Rabbimiz bu konuda Hud suresi ayet.116-117.de mealen şöyle buyurmaktadır: *** Sizden önceki asırlarda yeryüzünde (insanları) bozgunculuktan alıkoyacak faziletli kimseler bulunsaydı ya! Fakat onlardan, kurtuluşa erdirdiğimiz az bir kısmı müstesnadır (bunlar görevlerini yaptılar). Zulmedenler ise, kendilerine verilen refahın peşine düştüler. Zaten günahkâr idiler.
Halkı iyi olduğu halde Rabbin, haksızlıkla memleketleri helâk etmez…***

Kur’an-ı Kerim’in birçok yerinde “sâlih amel” ile “iman” kavramları birbirinden ayrı düşünülemeyecek kadar iç içe bir birliktelikte kullanılmıştır. Sâlih amel, açıkça imanın dışa yansıyan gerekliliğidir. Sâlih amelde bulunabilmenin şartı olarak, ıslahat çabaları söz konusu olmakta ve bu da mü’minlerin temel görev alanlarını belirlemektedir. Yeryüzünün ifsad edildiği, zulüm ve şirkin alabildiğine azgınlaşıp cahilî kültür ve uygulamaları yaygınlaştığı ve vahyî ölçülerden uzaklaşıldığı her dönemde, ıslahat çabalarının gerçekleştirilmesi mü’minlerden beklenilen temel görev ve sorumluluklardandır.

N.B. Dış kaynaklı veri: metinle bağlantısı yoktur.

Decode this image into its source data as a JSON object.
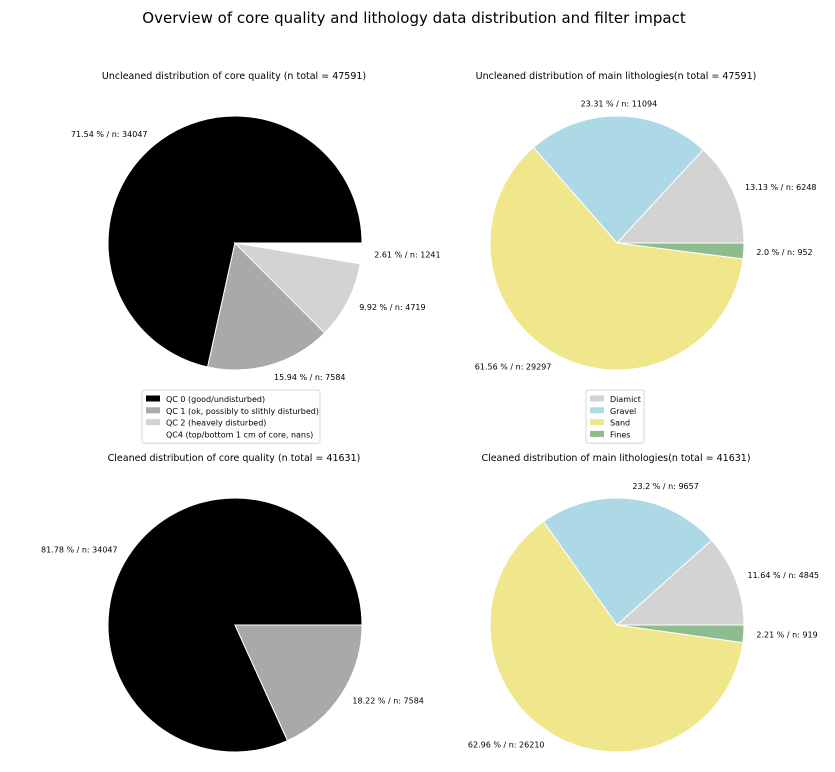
{
  "figure": {
    "title": "Overview of core quality and lithology data distribution and filter impact"
  },
  "chart_data": [
    {
      "type": "pie",
      "title": "Uncleaned distribution of core quality (n total = 47591)",
      "labels": [
        "QC 0 (good/undisturbed)",
        "QC 1 (ok, possibly to slithly disturbed)",
        "QC 2 (heavely disturbed)",
        "QC4 (top/bottom 1 cm of core, nans)"
      ],
      "values": [
        34047,
        7584,
        4719,
        1241
      ],
      "slice_labels": [
        "71.54 % / n: 34047",
        "15.94 % / n: 7584",
        "9.92 % / n: 4719",
        "2.61 % / n: 1241"
      ],
      "colors": [
        "#000000",
        "#a9a9a9",
        "#d3d3d3",
        "#ffffff"
      ],
      "legend": {
        "placement": "below",
        "entries": [
          "QC 0 (good/undisturbed)",
          "QC 1 (ok, possibly to slithly disturbed)",
          "QC 2 (heavely disturbed)",
          "QC4 (top/bottom 1 cm of core, nans)"
        ]
      }
    },
    {
      "type": "pie",
      "title": "Uncleaned distribution of main lithologies(n total = 47591)",
      "labels": [
        "Diamict",
        "Gravel",
        "Sand",
        "Fines"
      ],
      "values": [
        6248,
        11094,
        29297,
        952
      ],
      "slice_labels": [
        "13.13 % / n: 6248",
        "23.31 % / n: 11094",
        "61.56 % / n: 29297",
        "2.0 % / n: 952"
      ],
      "colors": [
        "#d3d3d3",
        "#add8e6",
        "#f0e68c",
        "#8fbc8f"
      ],
      "legend": {
        "placement": "below",
        "entries": [
          "Diamict",
          "Gravel",
          "Sand",
          "Fines"
        ]
      }
    },
    {
      "type": "pie",
      "title": "Cleaned distribution of core quality (n total = 41631)",
      "labels": [
        "QC 0 (good/undisturbed)",
        "QC 1 (ok, possibly to slithly disturbed)"
      ],
      "values": [
        34047,
        7584
      ],
      "slice_labels": [
        "81.78 % / n: 34047",
        "18.22 % / n: 7584"
      ],
      "colors": [
        "#000000",
        "#a9a9a9"
      ]
    },
    {
      "type": "pie",
      "title": "Cleaned distribution of main lithologies(n total = 41631)",
      "labels": [
        "Diamict",
        "Gravel",
        "Sand",
        "Fines"
      ],
      "values": [
        4845,
        9657,
        26210,
        919
      ],
      "slice_labels": [
        "11.64 % / n: 4845",
        "23.2 % / n: 9657",
        "62.96 % / n: 26210",
        "2.21 % / n: 919"
      ],
      "colors": [
        "#d3d3d3",
        "#add8e6",
        "#f0e68c",
        "#8fbc8f"
      ]
    }
  ]
}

İnanıyoruzki; Rabbimizin müjdelediği sonuca da, ancak bu konularda göstereceğimiz sâlih amellerimizle ulaşabiliriz. Zaten mü’minlerden beklenilen, zorbalara uymaları veya boyun eğmeleri değil; ıslah edicilerden olmalarıdır. Bu konuda yüzlerce ayet biz inananlara yol göstermekte, nasıl hareket edecegimize ışık tutmakta bizlere yol, yöntem, metod ve sistem aşılamaktadır. Örnegin Araf suresi ayet.170.te Rabbimiz mealen şöyle buyurmaktadır: *** Kitab’a sımsıkı sarılıp namazı dosdoğru kılanlar var ya, işte biz böyle iyiliğe çalışanların ecrini zayi etmeyiz…***

Muslihun Yani ıslah edici olanlar, düzeltme yönünü ele alanlar, bu ugurda gayret sarfedenler Rablerine ibadette kimseyi ortak koşmayan, Allah’ın kitabına sımsıkı sarılan, cehalet ve kötülükten arınmaya çalışan, mü’min kardeşlerinin arasını ıslah eden, düzelten, rasullerin canından önce kendi canlarının kaygısına düşmeyip Allah yolunda susuzluğa, açlığa, yorgunluğa hazır olan, iyiliği emredip kötülükten sakındıran ve hayır işlerine koşan, Allah’a çağırıp ben müslümanlardanım diyen kimselerdir kuran diliyle ve ögretisiyle. Bu egitime , ögretime, ıslah etme yönüne bir örnek verecek olursak yine imdadımıza bir hadisi şerif yetişir mealen şöyle:** Sizden kim bir münker (kötülük veya çirkin bir şey) görürse onu eliyle değiştirsin. Şayet eliyle değiştirmeye gücü yetmezse diliyle değiştirsin (diliyle onun kötülüğünü söylesin). Ona da gücü yetmezse kalbiyle değiştirsin (buğzetsin, onu hoş görmeyip kabullenmesin) ki, bu da imanın en zayıf derecesidir… (Müslim, İman)**

Islahat çabalarıyla verilen mücadele, egemen şirk güçlerinin hâkimiyetini hayatın bütün şubelerinden söküp atmaya çalışan gayretli çaba kadar, en az, iman ettikten sonra imanlarına zulüm karıştıran ve kötü amellere meyleden müslümanları uyandırıp ıslah etmeyi amaçlayan iç dinamikleride bünyesinde barındırmaktadır. İster Yüce Allah’ın ilahlığını ve rububiyetini tanımayan veya O’na ortaklar koşarak azgınlık yapan tutumlar sonucu olsun, isterse tevhid dinine girdikten sonra cahilî arzu ve anlayışların tesiriyle itikadî ve amelî yanlışlıklara ve kötülüklere bulaşma sonucunda olsun, yeryüzünde ve toplumsal hayatta baş gösteren bozulma, çözülme, tuğyan ve zulüm karşısında ortaya konabilecek olumlu çabanın Kuranı kerimdeki tanımı ıslahat ve sâlih ameldir.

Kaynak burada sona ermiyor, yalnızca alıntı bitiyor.